For animal liberation, for global revolution, and for joy! Yours always,
July 2nd, 2012
No Compromise #12-14 (1999, Old Bridge, NJ and Santa Cruz, CA)
If I had to create a list of my favorite years in animal and earth liberation history, 1999 would be in the top 5. As the movement looked towards the new millennium there seemed to be an intense urgency in the air, perhaps people felt the need to close the 20th century with a bang or leave their mark before the world ended in a technological melt down on Y2K! Whatever the reasons, direct action reached a fever pitch. Lab raids returned to the United States, the Earth Liberation Front continued it’s ascendancy, Hillgrove farm was shut forever, and everyone seemed to be preparing for the World Trade Organization ministerial in Seattle. Across the globe there was a sense that people were not going to take it anymore, and whether you were struggling against bio-technology or prisons or speciesism, chances are good that you were employing some form of illegal tactic.
No Compromise may not have covered everything going on in the global struggle, but if it was animal lib related then chances are it was covered in these three issues. From the death of Alex Slack to end of the annual Hegins pigeon massacre, you’d be hard pressed to find a more complete overview of these twelve action packed months.
Inside / Out: Diary of Madness (2001, St. Louis, MO)
Back when the United States still had a strong grassroots animal liberation infrastructure, activists would regularly travel from all across the country to attend national demonstrations. Hundreds, or even thousands, of people would descend on various targets, and for a few days at least, bring the killers a little taste of the hell that they regularly created for non-humans.

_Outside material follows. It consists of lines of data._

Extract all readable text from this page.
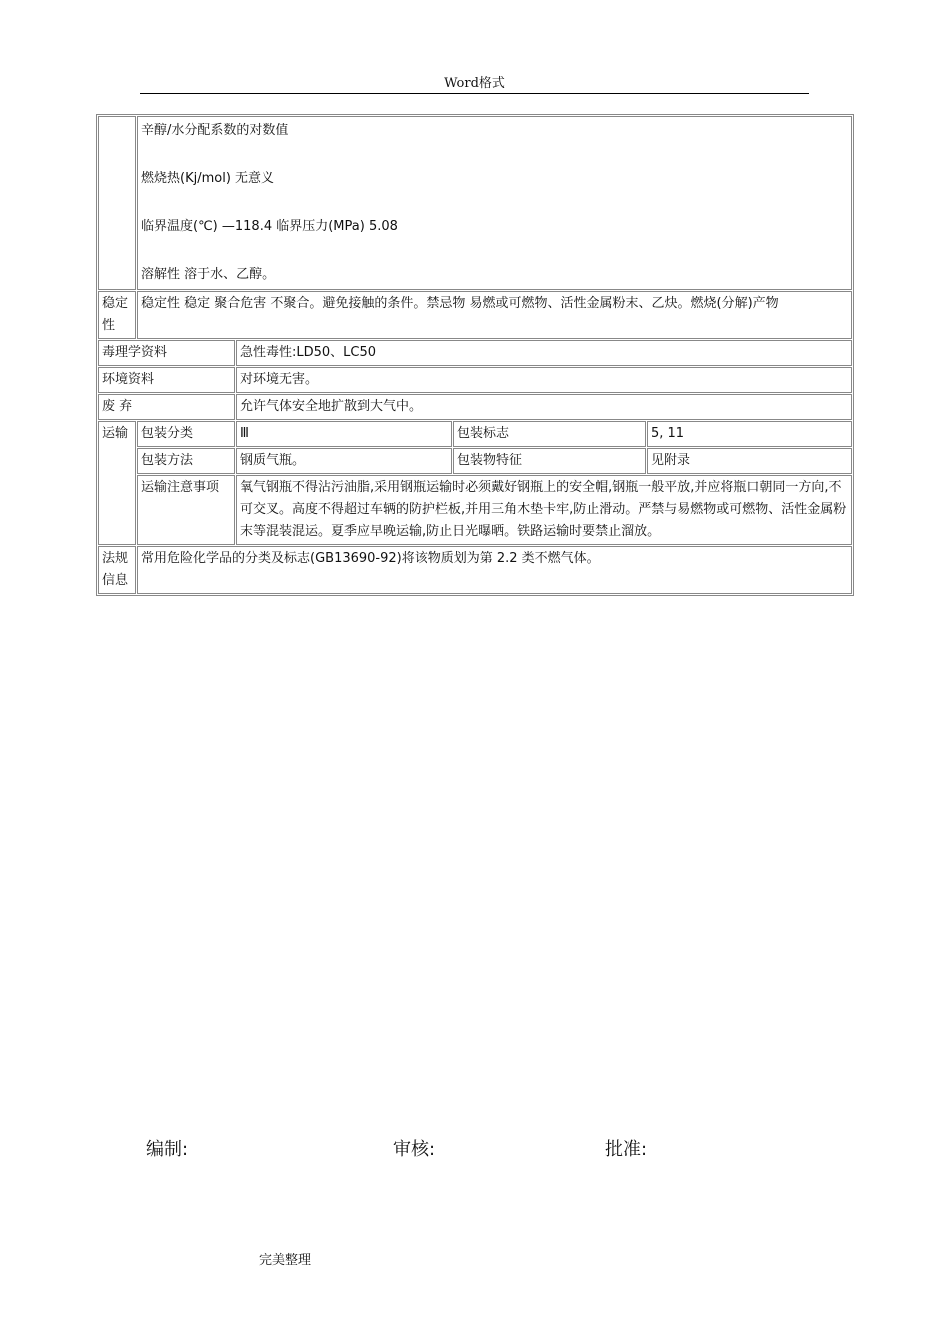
Word格式

	辛醇/水分配系数的对数值

燃烧热(Kj/mol) 无意义

临界温度(℃) —118.4 临界压力(MPa) 5.08

溶解性 溶于水、乙醇。			

稳定性	稳定性 稳定 聚合危害 不聚合。避免接触的条件。禁忌物 易燃或可燃物、活性金属粉末、乙炔。燃烧(分解)产物			
毒理学资料		急性毒性:LD50、LC50		
环境资料		对环境无害。		
废 弃		允许气体安全地扩散到大气中。		
运输	包装分类	Ⅲ	包装标志	5, 11
	包装方法	钢质气瓶。	包装物特征	见附录
	运输注意事项	氧气钢瓶不得沾污油脂,采用钢瓶运输时必须戴好钢瓶上的安全帽,钢瓶一般平放,并应将瓶口朝同一方向,不可交叉。高度不得超过车辆的防护栏板,并用三角木垫卡牢,防止滑动。严禁与易燃物或可燃物、活性金属粉末等混装混运。夏季应早晚运输,防止日光曝晒。铁路运输时要禁止溜放。		
法规信息	常用危险化学品的分类及标志(GB13690-92)将该物质划为第 2.2 类不燃气体。			
编制:	审核:	批准:
完美整理
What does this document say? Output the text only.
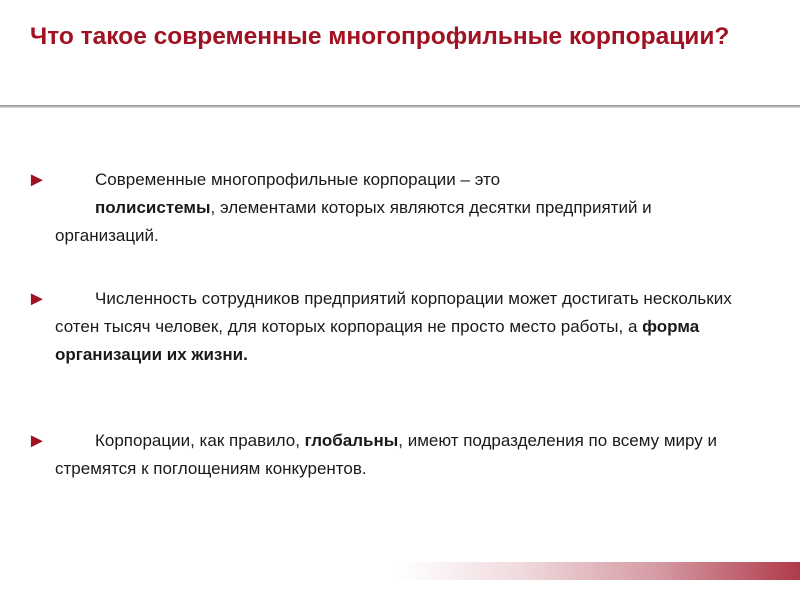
Что такое современные многопрофильные корпорации?
►	Современные многопрофильные корпорации – это
полисистемы, элементами которых являются десятки предприятий и организаций.

►	Численность сотрудников предприятий корпорации может достигать нескольких сотен тысяч человек, для которых корпорация не просто место работы, а формаорганизации их жизни.

►	Корпорации, как правило, глобальны, имеют подразделения по всему миру и стремятся к поглощениям конкурентов.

Inside / Out is the story of Brenda Shoss’ experience at one such demonstration which took place in Little Rock between October 27th and 29th in 2001. Brenda, a devoted animal rescuer and mother, represented the broad diversity of the campaign against Huntingdon Life Sciences during it’s early years. Hailing from St. Louis, she hardly fit the image of “the usual suspects” in militant campaigning. Happily marching alongside pierced punks and anarchists, Brenda’s mild mannered and patriotic politics did not clash with those held by her comrades: instead her presence signaled a movement able to break through to a wider audience. Throughout her account of the demonstrations she evokes the anger and outrage that prompted thousands to band together, despite their differences, to fight to shut down HLS.
Following her personal reflections on the demonstration and overall campaign are excerpts from Michelle Rokke’s “Diaries of Despair,” an insider’s account of the horrors that happen behind the locked doors of Huntingdon, a company that continues to kill hundreds of animals a day in unnecessary and vicious experiments.